The Leaf River is a 43.6 mi tributary of the Crow Wing River in west-central Minnesota in the United States. Via the Crow Wing, it is part of the Mississippi River watershed.

==Course==
The Leaf rises from the Leaf Lakes chain (West, Middle and East) in northeastern Otter Tail County and flows generally east past the town of Bluffton into southern Wadena County. It joins the Crow Wing River from the west in Thomastown Township, about 10 mi north-northwest of the town of Staples and about 1 mi upstream of the mouth of the Partridge River.
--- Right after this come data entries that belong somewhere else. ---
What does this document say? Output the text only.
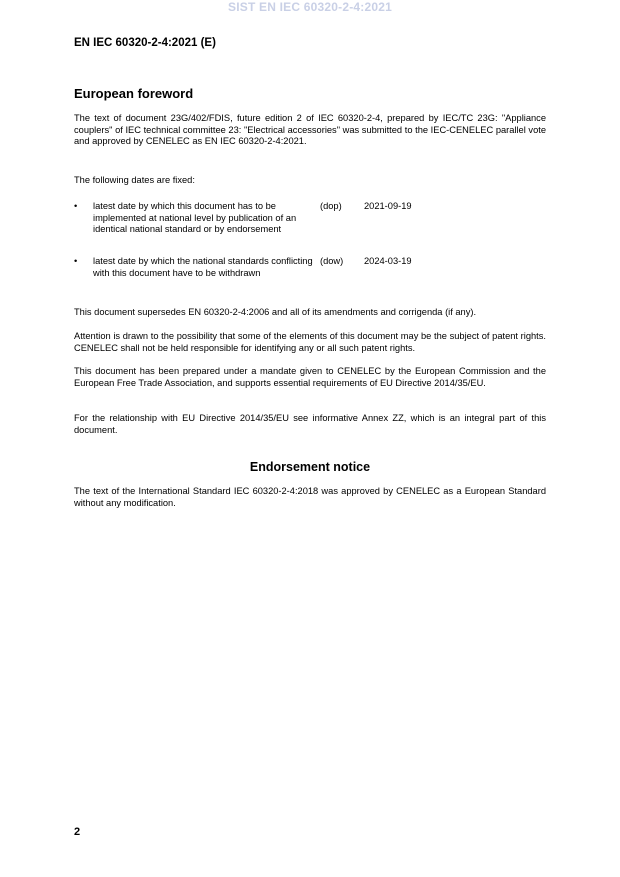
SIST EN IEC 60320-2-4:2021
EN IEC 60320-2-4:2021 (E)
European foreword
The text of document 23G/402/FDIS, future edition 2 of IEC 60320-2-4, prepared by IEC/TC 23G: "Appliance couplers" of IEC technical committee 23: "Electrical accessories" was submitted to the IEC-CENELEC parallel vote and approved by CENELEC as EN IEC 60320-2-4:2021.
The following dates are fixed:
• latest date by which this document has to be implemented at national level by publication of an identical national standard or by endorsement
(dop) 2021-09-19
• latest date by which the national standards conflicting with this document have to be withdrawn
(dow) 2024-03-19
This document supersedes EN 60320-2-4:2006 and all of its amendments and corrigenda (if any).
Attention is drawn to the possibility that some of the elements of this document may be the subject of patent rights. CENELEC shall not be held responsible for identifying any or all such patent rights.
This document has been prepared under a mandate given to CENELEC by the European Commission and the European Free Trade Association, and supports essential requirements of EU Directive 2014/35/EU.
For the relationship with EU Directive 2014/35/EU see informative Annex ZZ, which is an integral part of this document.
Endorsement notice
The text of the International Standard IEC 60320-2-4:2018 was approved by CENELEC as a European Standard without any modification.
2
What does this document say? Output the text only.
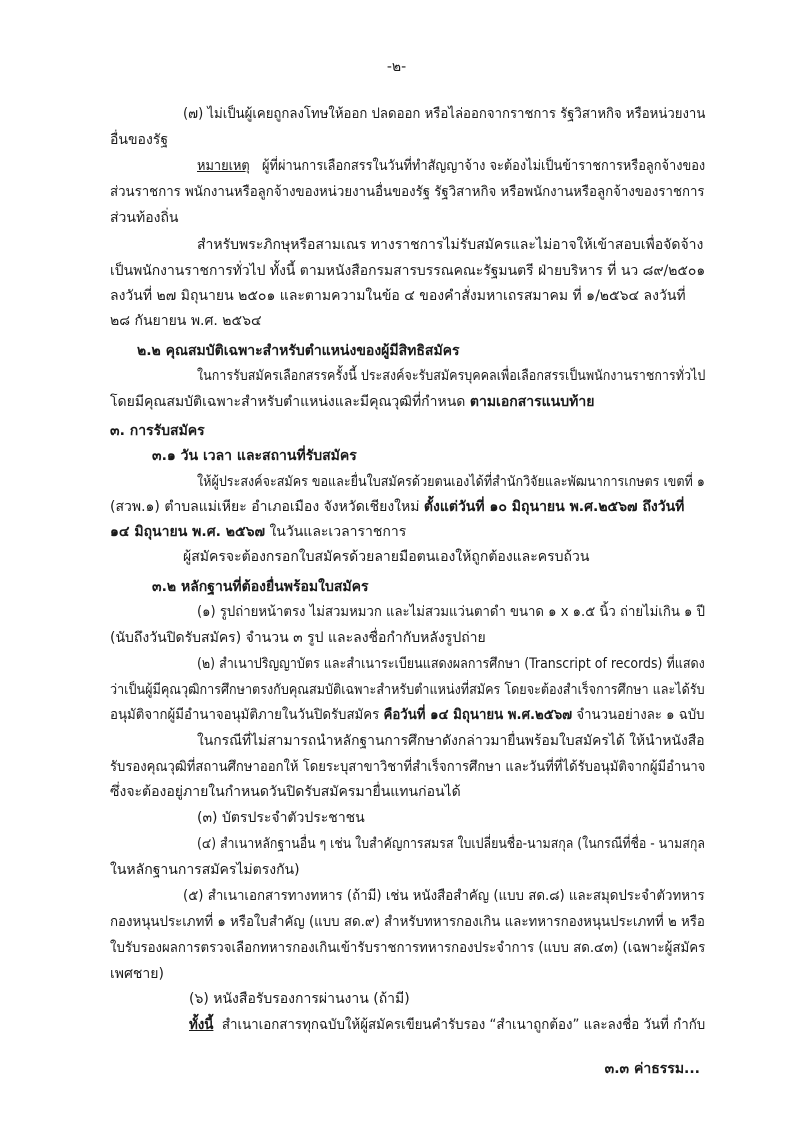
-๒-
(๗) ไม่เป็นผู้เคยถูกลงโทษให้ออก ปลดออก หรือไล่ออกจากราชการ รัฐวิสาหกิจ หรือหน่วยงาน
อื่นของรัฐ
หมายเหตุ ผู้ที่ผ่านการเลือกสรรในวันที่ทำสัญญาจ้าง จะต้องไม่เป็นข้าราชการหรือลูกจ้างของ
ส่วนราชการ พนักงานหรือลูกจ้างของหน่วยงานอื่นของรัฐ รัฐวิสาหกิจ หรือพนักงานหรือลูกจ้างของราชการ
ส่วนท้องถิ่น
สำหรับพระภิกษุหรือสามเณร ทางราชการไม่รับสมัครและไม่อาจให้เข้าสอบเพื่อจัดจ้าง
เป็นพนักงานราชการทั่วไป ทั้งนี้ ตามหนังสือกรมสารบรรณคณะรัฐมนตรี ฝ่ายบริหาร ที่ นว ๘๙/๒๕๐๑
ลงวันที่ ๒๗ มิถุนายน ๒๕๐๑ และตามความในข้อ ๔ ของคำสั่งมหาเถรสมาคม ที่ ๑/๒๕๖๔ ลงวันที่
๒๘ กันยายน พ.ศ. ๒๕๖๔
๒.๒ คุณสมบัติเฉพาะสำหรับตำแหน่งของผู้มีสิทธิสมัคร
ในการรับสมัครเลือกสรรครั้งนี้ ประสงค์จะรับสมัครบุคคลเพื่อเลือกสรรเป็นพนักงานราชการทั่วไป
โดยมีคุณสมบัติเฉพาะสำหรับตำแหน่งและมีคุณวุฒิที่กำหนด ตามเอกสารแนบท้าย
๓. การรับสมัคร
๓.๑ วัน เวลา และสถานที่รับสมัคร
ให้ผู้ประสงค์จะสมัคร ขอและยื่นใบสมัครด้วยตนเองได้ที่สำนักวิจัยและพัฒนาการเกษตร เขตที่ ๑
(สวพ.๑) ตำบลแม่เหียะ อำเภอเมือง จังหวัดเชียงใหม่ ตั้งแต่วันที่ ๑๐ มิถุนายน พ.ศ.๒๕๖๗ ถึงวันที่
๑๔ มิถุนายน พ.ศ. ๒๕๖๗ ในวันและเวลาราชการ
ผู้สมัครจะต้องกรอกใบสมัครด้วยลายมือตนเองให้ถูกต้องและครบถ้วน
๓.๒ หลักฐานที่ต้องยื่นพร้อมใบสมัคร
(๑) รูปถ่ายหน้าตรง ไม่สวมหมวก และไม่สวมแว่นตาดำ ขนาด ๑ x ๑.๕ นิ้ว ถ่ายไม่เกิน ๑ ปี
(นับถึงวันปิดรับสมัคร) จำนวน ๓ รูป และลงชื่อกำกับหลังรูปถ่าย
(๒) สำเนาปริญญาบัตร และสำเนาระเบียนแสดงผลการศึกษา (Transcript of records) ที่แสดง
ว่าเป็นผู้มีคุณวุฒิการศึกษาตรงกับคุณสมบัติเฉพาะสำหรับตำแหน่งที่สมัคร โดยจะต้องสำเร็จการศึกษา และได้รับ
อนุมัติจากผู้มีอำนาจอนุมัติภายในวันปิดรับสมัคร คือวันที่ ๑๔ มิถุนายน พ.ศ.๒๕๖๗ จำนวนอย่างละ ๑ ฉบับ
ในกรณีที่ไม่สามารถนำหลักฐานการศึกษาดังกล่าวมายื่นพร้อมใบสมัครได้ ให้นำหนังสือ
รับรองคุณวุฒิที่สถานศึกษาออกให้ โดยระบุสาขาวิชาที่สำเร็จการศึกษา และวันที่ที่ได้รับอนุมัติจากผู้มีอำนาจ
ซึ่งจะต้องอยู่ภายในกำหนดวันปิดรับสมัครมายื่นแทนก่อนได้
(๓) บัตรประจำตัวประชาชน
(๔) สำเนาหลักฐานอื่น ๆ เช่น ใบสำคัญการสมรส ใบเปลี่ยนชื่อ-นามสกุล (ในกรณีที่ชื่อ - นามสกุล
ในหลักฐานการสมัครไม่ตรงกัน)
(๕) สำเนาเอกสารทางทหาร (ถ้ามี) เช่น หนังสือสำคัญ (แบบ สด.๘) และสมุดประจำตัวทหาร
กองหนุนประเภทที่ ๑ หรือใบสำคัญ (แบบ สด.๙) สำหรับทหารกองเกิน และทหารกองหนุนประเภทที่ ๒ หรือ
ใบรับรองผลการตรวจเลือกทหารกองเกินเข้ารับราชการทหารกองประจำการ (แบบ สด.๔๓) (เฉพาะผู้สมัคร
เพศชาย)
(๖) หนังสือรับรองการผ่านงาน (ถ้ามี)
ทั้งนี้ สำเนาเอกสารทุกฉบับให้ผู้สมัครเขียนคำรับรอง “สำเนาถูกต้อง” และลงชื่อ วันที่ กำกับ
๓.๓ ค่าธรรม...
On the Crow between the Leaf and Partridge rivers are sites of pre-settlement fur trading posts.

The Leaf's largest tributaries are the Wing River and the Redeye River, both of which join it in Wadena County.

==Culture==
Leaf River serves as land-cession boundary for the 1847 Treaty of Washington, signed between the Pillager Chippewas and the United States, and for the land-cession boundaries for the 1855 Treaty of Washington, signed between the Mississippi Chippewas, Pillager Chippewas and the United States. The land ceded to the United States by the Pillagers in 1847 was sold to the Menominee, but the Menominee refused removal out of Wisconsin and subsequently sold the land to the United States in 1854.

==Fishing==
Fishing is popular on the leaf river. Species that reside in the leaf river include walleye, rock bass, northern pike, carp and suckers.